The course introduces the theory and implementation of modern computational techniques in physical chemistry. Computational chemistry is becoming an indispensable tool complementary to experimental data and increasingly able to accurately predict properties of novel molecules/materials.
Main topics: Born-Oppenheimer approximation, the variational principle, Molecular Orbital approximation, Hartree-Fock, Configuration Interaction, Density Functional Theory, Molecular Mechanics, Molecular Dynamics (MD) simulations, Car-Parrinello MD, quantum-mechanics molecular-mechanics methods.
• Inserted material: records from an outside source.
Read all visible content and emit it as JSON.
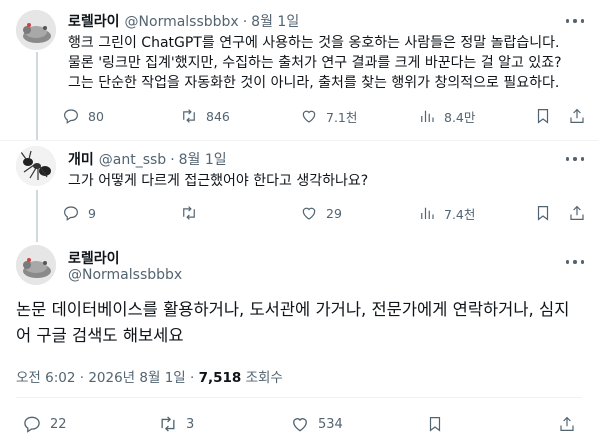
{
  "tweets": [
    {
      "author": "로렐라이",
      "handle": "@Normalssbbbx",
      "time": "8월 1일",
      "text": [
        "행크 그린이 ChatGPT를 연구에 사용하는 것을 옹호하는 사람들은 정말 놀랍습니다.",
        "물론 '링크만 집계'했지만, 수집하는 출처가 연구 결과를 크게 바꾼다는 걸 알고 있죠?",
        "그는 단순한 작업을 자동화한 것이 아니라, 출처를 찾는 행위가 창의적으로 필요하다."
      ],
      "replies": "80",
      "retweets": "846",
      "likes": "7.1천",
      "views": "8.4만"
    },
    {
      "author": "개미",
      "handle": "@ant_ssb",
      "time": "8월 1일",
      "text": [
        "그가 어떻게 다르게 접근했어야 한다고 생각하나요?"
      ],
      "replies": "9",
      "retweets": "",
      "likes": "29",
      "views": "7.4천"
    }
  ],
  "main": {
    "author": "로렐라이",
    "handle": "@Normalssbbbx",
    "text": [
      "논문 데이터베이스를 활용하거나, 도서관에 가거나, 전문가에게 연락하거나, 심지",
      "어 구글 검색도 해보세요"
    ],
    "timestamp": "오전 6:02 · 2026년 8월 1일 · ",
    "views_count": "7,518",
    "views_label": " 조회수",
    "replies": "22",
    "retweets": "3",
    "likes": "534"
  },
  "separator": "·",
  "icons": [
    "more-icon",
    "reply-icon",
    "retweet-icon",
    "like-icon",
    "views-icon",
    "bookmark-icon",
    "share-icon"
  ]
}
An insight into practical applications is also provided with computer exercises.

Course objectives

At the end of the course students – will be able to assess the range of applicability of the various computational methods and will have fundamental knowledge of the approximations involved – will be able to select a particular computational tool for a specific project – will learn the language of modern computational chemistry and be able to read a scientific computational chemistry article from the current literature – will experience how different theoretical/computational tools can be used in practical applications
-will be able to address questions such as “how to simulate a chemical reaction with explicit solvent effects? ”, “what is the best computational approach to study an enzymatic reaction?”

Mode of instruction

Lectures, computer labs, exercises and discussion sessions.




Schedule information can be found on the website
of the programmes


Essentials of Computational Chemistry: Theories and Models, 2nd Edition;
Christopher J. Cramer, Wiley, 2004
Lecture notes, articles, exercises, additional material will be provided on blackboard


Written examination (80%)
Reports on computer exercises (20%)

Contact Information

Information about the Lecturer

Additional info

Presence at the computer lab sessions is obligatory.